Sarah Jacob, from Carmarthenshire, became well known across the UK as The Welsh Fasting Girl in the late 1860s.

Doctors from London travelled to her bedside in 1869 to monitor her claims but she died within 10 days.

Editor Dr Phillip Carter said the story of faith versus science was a "classic example" of mid-19th Century society.

Sarah began refusing food in October 1867 after falling ill earlier that year, showing symptoms including paralysis and staring fits.

She was said to survive on only a few drops of water a day and followers of Christianity drew comparisons between this behaviour and that of saints.

Those who believed her were said to leave coins as offerings.

Sarah became a curiosity to doctors, leading to round-the-clock checks to establish whether her claims were true or merely a hoax.

'Faith over matter'

Four years after her death in December 1869, physician Sir William Gull formally named the disorder of anorexia nervosa.

Dr Carter said of her inclusion in the dictionary: "Sarah Jacob is a classic example of a way of looking at a particular society, in this case the mid-19th Century, and seeing how people debate particular issues.

"Sarah's family was deeply religious and Sarah herself was a very strict reader of the bible.

"Weighed against her were London-based physicians and medical experts who claimed that her condition couldn't be real and she was a hoax and she was faking the fact that she had gone without food for the two years.

"Really it's a contest between London and the rest of the United Kingdom, it's a contest between science and religion and it's a contest of faith over matter."

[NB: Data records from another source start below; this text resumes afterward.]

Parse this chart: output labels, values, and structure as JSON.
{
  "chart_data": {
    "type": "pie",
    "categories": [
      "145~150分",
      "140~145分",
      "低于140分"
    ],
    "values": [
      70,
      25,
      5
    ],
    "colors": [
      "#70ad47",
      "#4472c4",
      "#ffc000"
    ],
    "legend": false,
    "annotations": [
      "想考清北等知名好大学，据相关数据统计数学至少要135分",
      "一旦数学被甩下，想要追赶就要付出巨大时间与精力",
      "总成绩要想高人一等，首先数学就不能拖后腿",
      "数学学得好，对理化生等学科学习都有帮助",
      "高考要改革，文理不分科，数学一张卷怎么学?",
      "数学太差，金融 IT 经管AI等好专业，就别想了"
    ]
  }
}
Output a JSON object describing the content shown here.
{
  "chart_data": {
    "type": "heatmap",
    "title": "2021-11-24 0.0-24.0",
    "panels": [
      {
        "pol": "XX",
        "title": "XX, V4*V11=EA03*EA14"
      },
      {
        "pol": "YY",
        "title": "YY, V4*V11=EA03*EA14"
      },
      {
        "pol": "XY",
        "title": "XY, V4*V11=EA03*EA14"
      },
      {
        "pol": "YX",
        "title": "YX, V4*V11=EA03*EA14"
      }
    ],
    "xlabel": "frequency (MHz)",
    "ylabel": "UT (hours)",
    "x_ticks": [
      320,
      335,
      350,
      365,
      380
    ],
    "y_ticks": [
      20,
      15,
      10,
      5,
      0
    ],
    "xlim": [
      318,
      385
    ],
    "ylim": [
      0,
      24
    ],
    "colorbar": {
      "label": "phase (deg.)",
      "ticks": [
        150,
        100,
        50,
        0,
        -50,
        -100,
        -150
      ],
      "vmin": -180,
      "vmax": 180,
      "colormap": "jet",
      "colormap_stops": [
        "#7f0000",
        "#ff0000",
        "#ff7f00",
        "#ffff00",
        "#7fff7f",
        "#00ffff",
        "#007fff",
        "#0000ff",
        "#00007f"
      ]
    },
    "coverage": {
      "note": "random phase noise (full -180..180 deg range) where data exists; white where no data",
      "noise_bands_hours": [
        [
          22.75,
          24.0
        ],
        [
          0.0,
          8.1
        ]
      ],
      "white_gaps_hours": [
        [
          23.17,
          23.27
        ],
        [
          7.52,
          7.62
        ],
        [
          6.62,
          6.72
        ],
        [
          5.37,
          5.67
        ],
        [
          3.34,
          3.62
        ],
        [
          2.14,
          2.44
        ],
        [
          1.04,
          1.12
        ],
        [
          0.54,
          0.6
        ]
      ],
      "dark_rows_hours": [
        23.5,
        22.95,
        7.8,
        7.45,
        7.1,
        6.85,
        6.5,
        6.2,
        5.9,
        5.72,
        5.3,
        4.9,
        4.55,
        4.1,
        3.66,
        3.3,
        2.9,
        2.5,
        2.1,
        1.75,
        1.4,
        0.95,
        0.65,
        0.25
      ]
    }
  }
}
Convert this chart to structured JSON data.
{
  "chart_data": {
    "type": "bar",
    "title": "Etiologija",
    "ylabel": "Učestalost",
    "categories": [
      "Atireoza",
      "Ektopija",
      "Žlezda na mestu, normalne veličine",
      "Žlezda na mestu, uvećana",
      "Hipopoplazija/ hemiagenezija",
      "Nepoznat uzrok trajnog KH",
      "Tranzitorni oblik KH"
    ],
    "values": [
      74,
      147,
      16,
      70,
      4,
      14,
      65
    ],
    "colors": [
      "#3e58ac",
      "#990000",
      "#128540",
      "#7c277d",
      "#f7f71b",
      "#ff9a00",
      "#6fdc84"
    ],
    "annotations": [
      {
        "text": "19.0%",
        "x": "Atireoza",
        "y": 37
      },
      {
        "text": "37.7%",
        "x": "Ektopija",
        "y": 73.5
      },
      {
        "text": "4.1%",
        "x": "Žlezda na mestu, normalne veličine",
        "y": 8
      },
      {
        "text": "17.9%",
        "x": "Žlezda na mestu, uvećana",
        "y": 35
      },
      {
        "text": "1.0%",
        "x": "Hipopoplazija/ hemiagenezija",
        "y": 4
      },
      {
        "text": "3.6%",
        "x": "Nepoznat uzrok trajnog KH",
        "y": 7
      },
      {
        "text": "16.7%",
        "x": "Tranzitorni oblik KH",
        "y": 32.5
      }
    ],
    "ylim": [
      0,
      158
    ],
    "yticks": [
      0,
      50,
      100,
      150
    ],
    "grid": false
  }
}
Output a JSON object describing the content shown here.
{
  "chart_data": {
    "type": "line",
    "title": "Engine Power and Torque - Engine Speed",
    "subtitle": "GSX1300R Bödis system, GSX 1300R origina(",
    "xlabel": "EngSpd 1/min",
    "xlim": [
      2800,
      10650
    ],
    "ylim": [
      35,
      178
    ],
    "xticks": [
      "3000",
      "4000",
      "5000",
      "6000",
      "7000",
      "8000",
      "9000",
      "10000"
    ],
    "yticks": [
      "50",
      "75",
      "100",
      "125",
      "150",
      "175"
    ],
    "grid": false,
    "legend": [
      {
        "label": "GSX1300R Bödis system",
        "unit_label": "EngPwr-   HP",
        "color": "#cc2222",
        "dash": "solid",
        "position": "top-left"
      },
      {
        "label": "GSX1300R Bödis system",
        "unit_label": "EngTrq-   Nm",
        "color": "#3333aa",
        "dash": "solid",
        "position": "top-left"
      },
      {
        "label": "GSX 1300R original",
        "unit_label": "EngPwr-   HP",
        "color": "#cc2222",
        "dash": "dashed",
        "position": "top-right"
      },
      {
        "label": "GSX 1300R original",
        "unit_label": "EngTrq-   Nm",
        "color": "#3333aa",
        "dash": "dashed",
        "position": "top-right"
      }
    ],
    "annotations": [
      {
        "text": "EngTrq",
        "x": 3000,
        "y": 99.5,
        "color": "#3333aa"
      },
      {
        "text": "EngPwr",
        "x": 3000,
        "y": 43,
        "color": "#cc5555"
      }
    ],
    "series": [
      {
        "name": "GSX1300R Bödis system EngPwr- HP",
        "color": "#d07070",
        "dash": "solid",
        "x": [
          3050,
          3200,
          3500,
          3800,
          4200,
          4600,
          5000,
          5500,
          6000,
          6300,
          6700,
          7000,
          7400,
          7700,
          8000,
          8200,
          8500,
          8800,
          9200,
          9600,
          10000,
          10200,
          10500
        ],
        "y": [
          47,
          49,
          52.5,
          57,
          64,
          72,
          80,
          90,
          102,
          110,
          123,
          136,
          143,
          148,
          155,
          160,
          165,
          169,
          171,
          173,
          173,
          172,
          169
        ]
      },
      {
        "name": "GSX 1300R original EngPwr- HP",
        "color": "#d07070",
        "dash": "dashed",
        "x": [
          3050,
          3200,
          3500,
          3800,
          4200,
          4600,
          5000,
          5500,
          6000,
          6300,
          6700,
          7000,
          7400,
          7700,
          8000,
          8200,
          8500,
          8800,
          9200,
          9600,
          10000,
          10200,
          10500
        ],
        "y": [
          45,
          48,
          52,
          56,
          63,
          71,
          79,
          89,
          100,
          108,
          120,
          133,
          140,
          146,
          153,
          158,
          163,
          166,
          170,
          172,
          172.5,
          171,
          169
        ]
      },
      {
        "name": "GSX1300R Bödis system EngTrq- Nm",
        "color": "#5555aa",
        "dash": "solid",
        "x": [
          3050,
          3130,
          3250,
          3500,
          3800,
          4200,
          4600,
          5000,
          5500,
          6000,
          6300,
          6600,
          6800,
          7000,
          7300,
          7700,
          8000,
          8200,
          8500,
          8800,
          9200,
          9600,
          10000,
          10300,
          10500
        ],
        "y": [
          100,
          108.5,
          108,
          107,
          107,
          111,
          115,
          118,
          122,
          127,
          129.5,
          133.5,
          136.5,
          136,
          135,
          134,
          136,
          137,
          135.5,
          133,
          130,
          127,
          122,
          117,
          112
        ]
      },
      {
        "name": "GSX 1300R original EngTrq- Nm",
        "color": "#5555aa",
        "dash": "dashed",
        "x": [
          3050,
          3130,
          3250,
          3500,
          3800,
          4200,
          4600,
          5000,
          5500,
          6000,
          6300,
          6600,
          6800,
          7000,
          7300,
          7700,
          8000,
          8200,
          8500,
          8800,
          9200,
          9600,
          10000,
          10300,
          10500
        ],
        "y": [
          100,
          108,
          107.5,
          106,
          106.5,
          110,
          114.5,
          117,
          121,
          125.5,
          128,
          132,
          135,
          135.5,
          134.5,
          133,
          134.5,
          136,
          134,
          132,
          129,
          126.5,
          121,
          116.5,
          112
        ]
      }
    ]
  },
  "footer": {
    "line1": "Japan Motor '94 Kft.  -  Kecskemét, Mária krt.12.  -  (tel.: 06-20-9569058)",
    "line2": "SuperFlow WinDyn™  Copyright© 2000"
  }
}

Sarah's case was featured in the highly-regarded medical journal the Lancet and, when she died, the story was said to have covered bill boards in London.

After her death, Sarah's parents were charged with child neglect and unlawful killing.

They were convicted of the neglect charge and were both sentenced to six months in prison.

Sarah Jacob is joined in the 2005 version of the dictionary by three other Welsh people - politician Cledwyn Hughes, New Testament scholar David Davies and poet David Rowlands, who all died in 2001.